5. Finally, we provide two test cases to demonstrate the function’s usage and correctness.

In summary, the code efficiently implements the stone smashing game by maintaining a max heap, selecting the heaviest stones in each turn, smashing them, and updating the heap until there is at most one stone left. It then returns the weight of the last remaining stone or 0 if there are no stones left.

Test cases:

Here’s how you can use this solution:

# Example 1: 

stones1 = [2, 7, 4, 1, 8, 1]
print(lastStoneWeight(stones1))  # Output: 1

1

# Example 2: 

stones2 = [1]
print(lastStoneWeight(stones2))  # Output: 1

1

Time and Space Complexity Analysis

Let’s analyze the time and space complexity of the provided Python code for the “Last Stone Weight” problem:

Time Complexity:

1. The heapq.heapify operation to create the max heap from the input stone weights has a time complexity of O(n), where n is the number of stones.

2. The loop that continues until there are more than 1 stone in the heap performs the following operations in each iteration:

   • Retrieving and negating the heaviest stone (y) from the heap, which takes O(log n) time.

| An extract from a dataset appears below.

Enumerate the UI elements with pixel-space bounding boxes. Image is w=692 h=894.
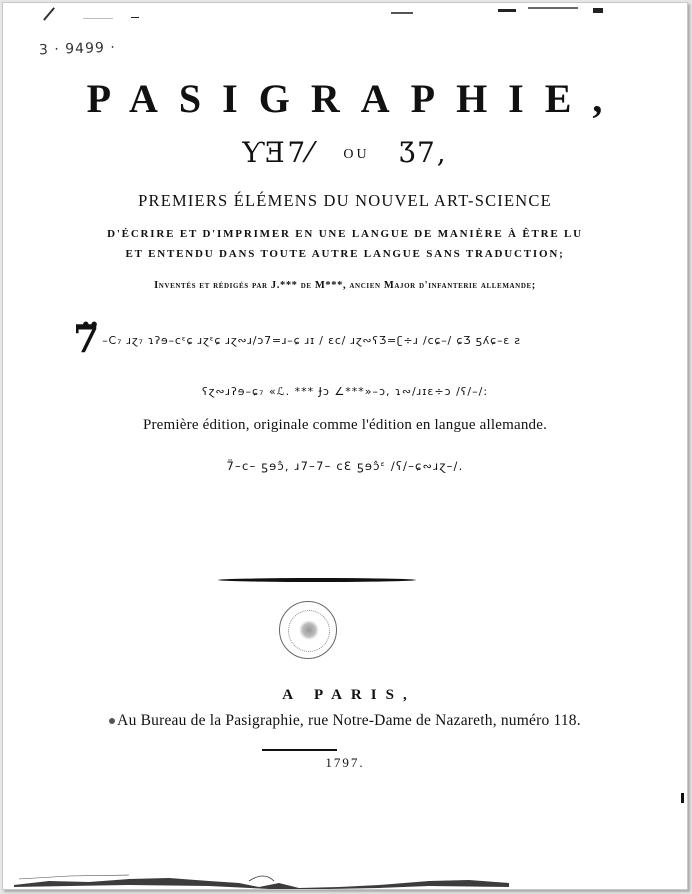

   • Retrieving and negating the second heaviest stone (x) from the heap, also taking O(log n) time.

   • Calculating the new stone’s weight and pushing it back into the heap using heapq.heappush, which takes O(log n) time.

3. In the worst case, the loop runs until there is only one stone left, which requires approximately (n-1) iterations.

Overall, the dominant time complexity is O(n) for the initial heap creation, and within the loop, each iteration takes O(log n) time. Therefore, the overall time complexity of the algorithm is O(n log n).

Space Complexity:

1. The space complexity is primarily determined by the space required for the max heap. In the worst case, this heap can contain all the stones, so the space complexity for the heap is O(n).

2. The rest of the variables used in the function (e.g., x, y, new_stone) require only constant space, so they do not significantly contribute to the space complexity.

Therefore, the overall space complexity of the algorithm is O(n) due to the space used for the max heap.

In summary:

• Time Complexity: \(O(n\ log\ n)\)

• Space Complexity: \(O(n)\)

The algorithm is efficient enough to handle the problem’s constraints, as the worst-case time and space complexities are both linearithmic in terms of the number of stones.

Challenging Exercises:

1. Kth Last Stone Weight: Modify the problem to find the weight of the Kth last remaining stone, where K is an integer input. Your function should work efficiently for large values of K.

2. Multiple Stones Smash: Modify the problem so that instead of smashing two stones at a time, you can smash up to K stones at each turn, where K is an integer input. Determine the weight of the last remaining stone in this variation.